Old crop sunflower prices were down 90 cents to $1.10, with new crop down 60 to 90 cents at the crush plants a week ago. Sunflower planting continues in all states and is ahead of last year and equal to or ahead of the five-year averages in Colorado, Minnesota, North and South Dakota. Kansas is slightly behind last year at this same time and the five-year average planting pace.
In the past week, producers made excellent progress and planted an additional 312,200 acres pushing 2023 planted acres to about 393,600 acres. This represents 30% of this year’s projected planted acres and is slightly ahead of the five-year average of 25%.

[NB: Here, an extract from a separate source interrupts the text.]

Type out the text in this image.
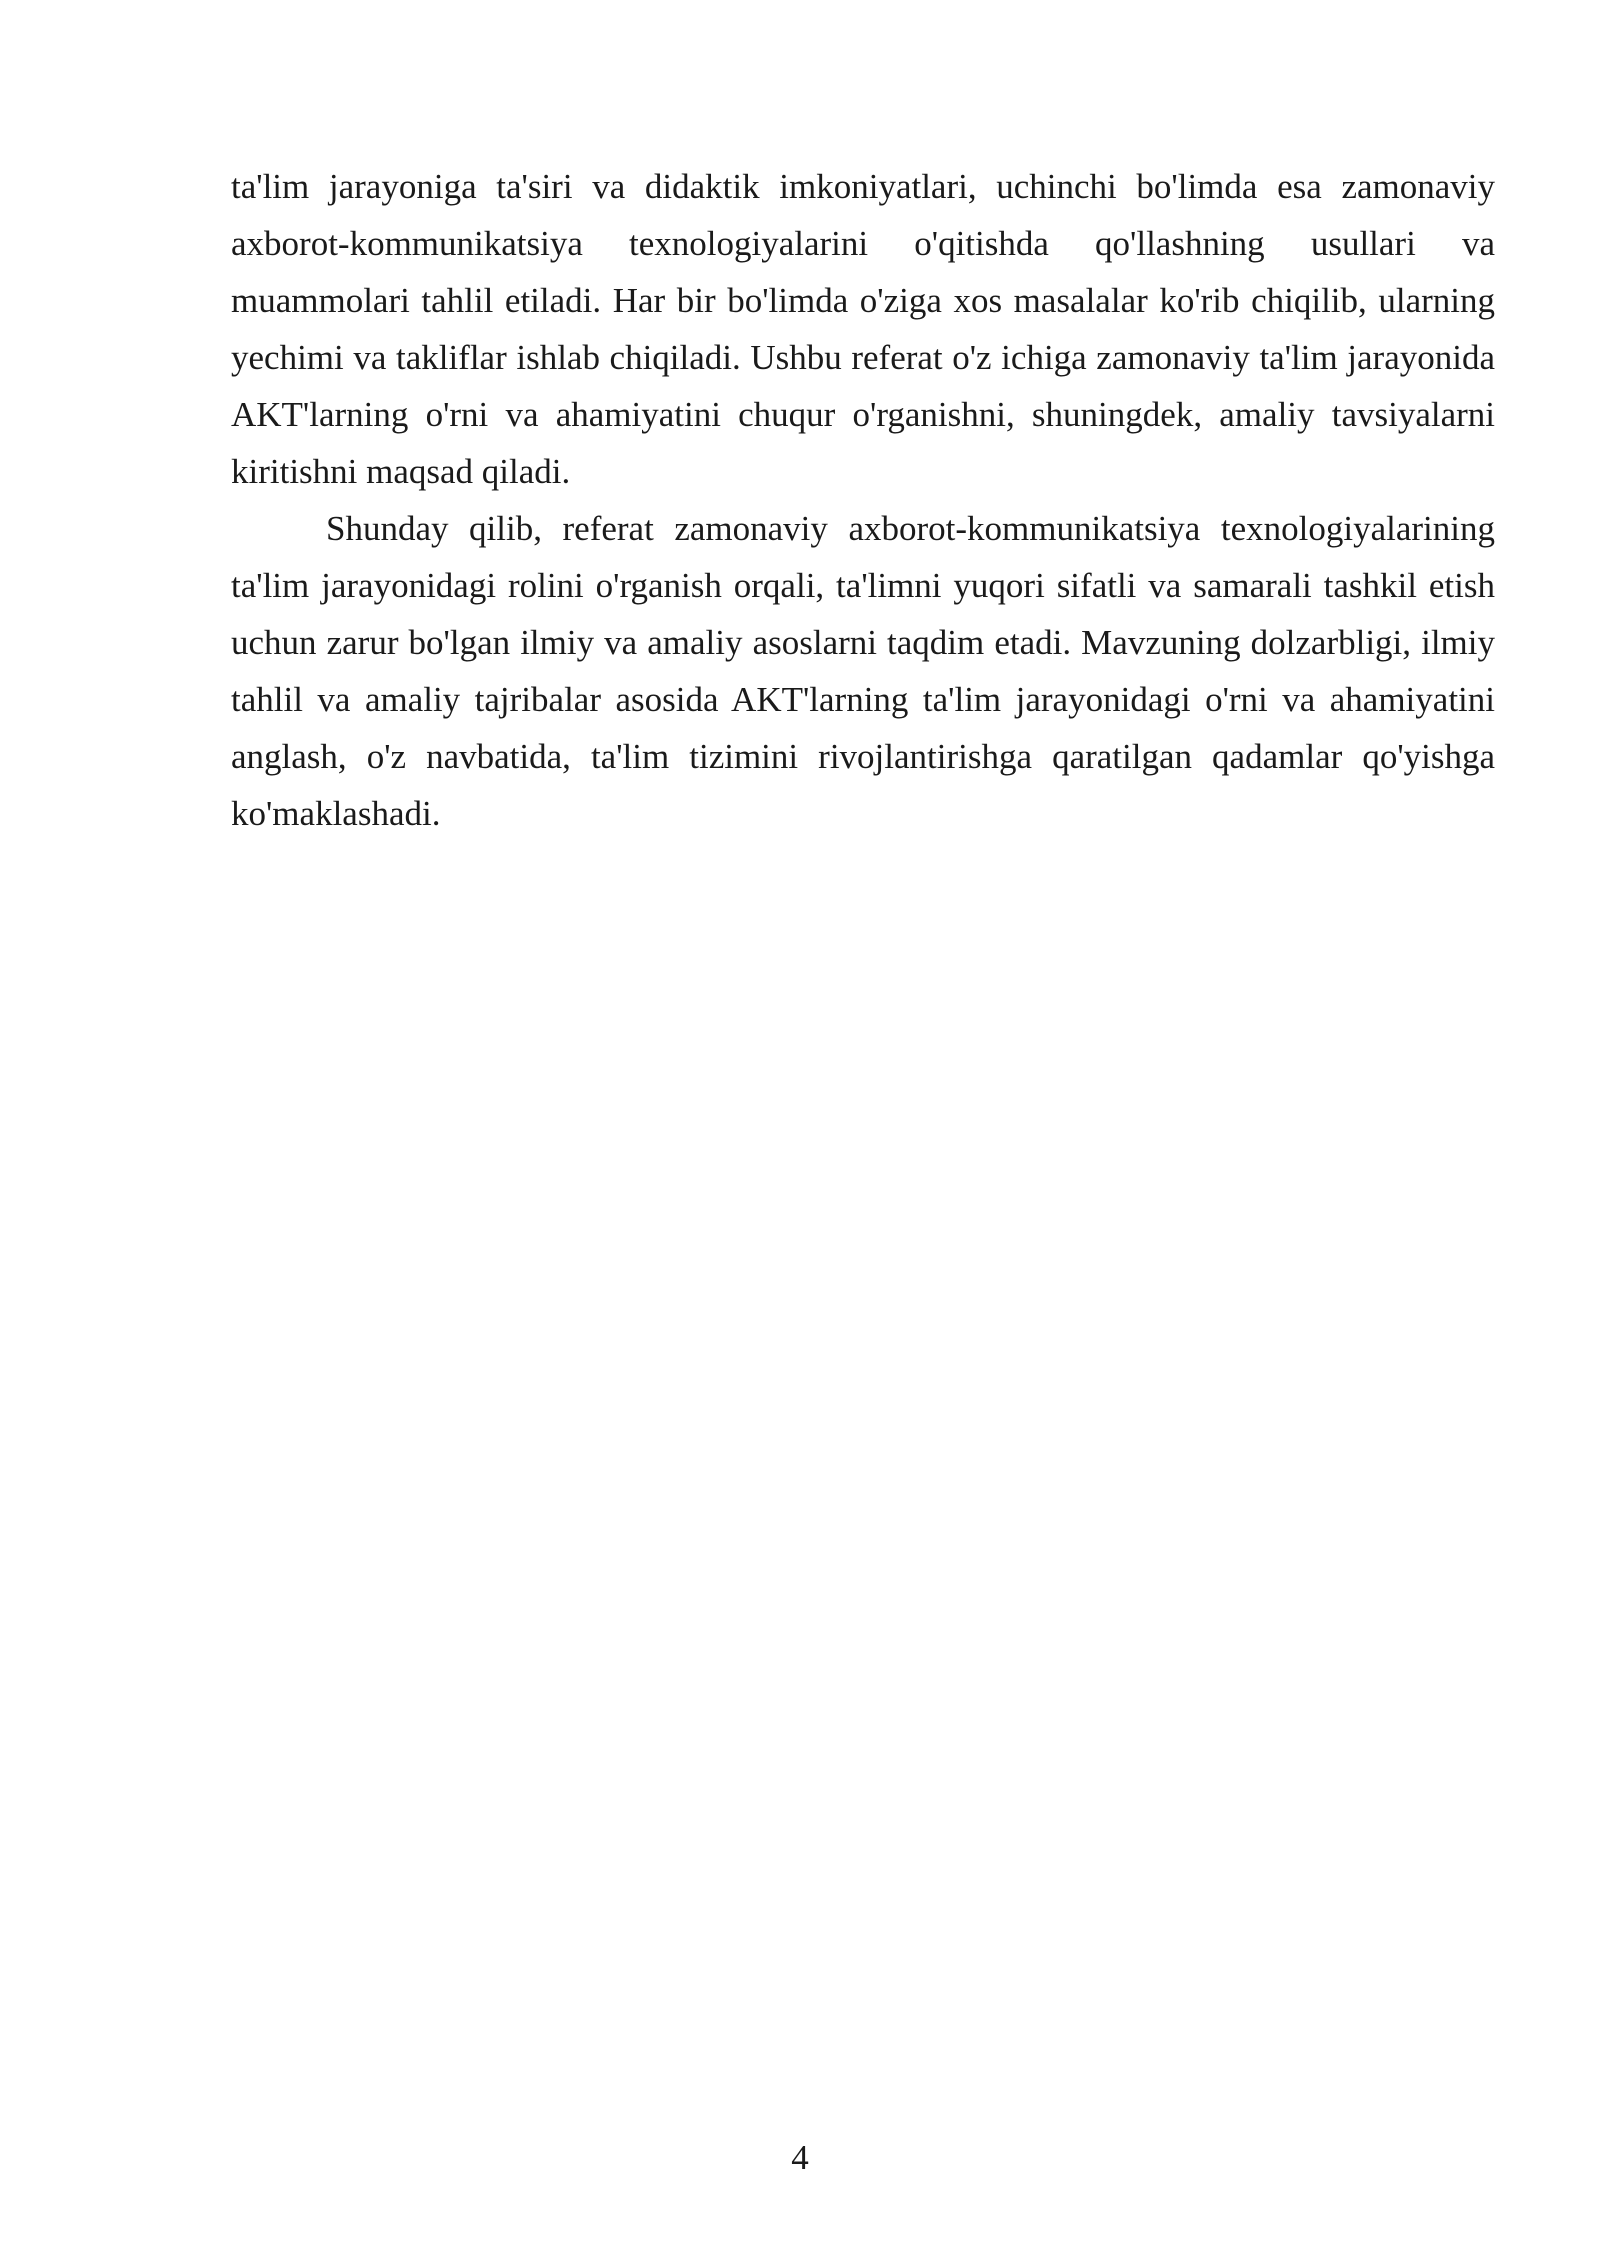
ta'lim jarayoniga ta'siri va didaktik imkoniyatlari, uchinchi bo'limda esa zamonaviy axborot-kommunikatsiya texnologiyalarini o'qitishda qo'llashning usullari va muammolari tahlil etiladi. Har bir bo'limda o'ziga xos masalalar ko'rib chiqilib, ularning yechimi va takliflar ishlab chiqiladi. Ushbu referat o'z ichiga zamonaviy ta'lim jarayonida AKT'larning o'rni va ahamiyatini chuqur o'rganishni, shuningdek, amaliy tavsiyalarni kiritishni maqsad qiladi.

Shunday qilib, referat zamonaviy axborot-kommunikatsiya texnologiyalarining ta'lim jarayonidagi rolini o'rganish orqali, ta'limni yuqori sifatli va samarali tashkil etish uchun zarur bo'lgan ilmiy va amaliy asoslarni taqdim etadi. Mavzuning dolzarbligi, ilmiy tahlil va amaliy tajribalar asosida AKT'larning ta'lim jarayonidagi o'rni va ahamiyatini anglash, o'z navbatida, ta'lim tizimini rivojlantirishga qaratilgan qadamlar qo'yishga ko'maklashadi.

4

Last year at this same time only 19% of total projected acres were planted. Drier and warmer than normal weather conditions are forecast for the Dakotas and Minnesota and should allow for good planting progress in the week ahead. According to USDA’s May Oil Crops Outlook report, U.S. production of sunflower seed in 2023-24 is expected to fall as acreage intentions are down 20%. USDA estimates 1.3 million acres of sunflower will be harvested, producing 2.29 billion pounds of seed. Although there are higher beginning seed stocks, supply is projected 444 million pounds lower at just over 3.01 billion pounds. The reduced supply of seed is expected to impact crush volume bird food supplies in the 2023-24 marketing year. Global sunflower production in 2023-24 is forecast to increase 6% from the previous year to 54.3 million metric tons.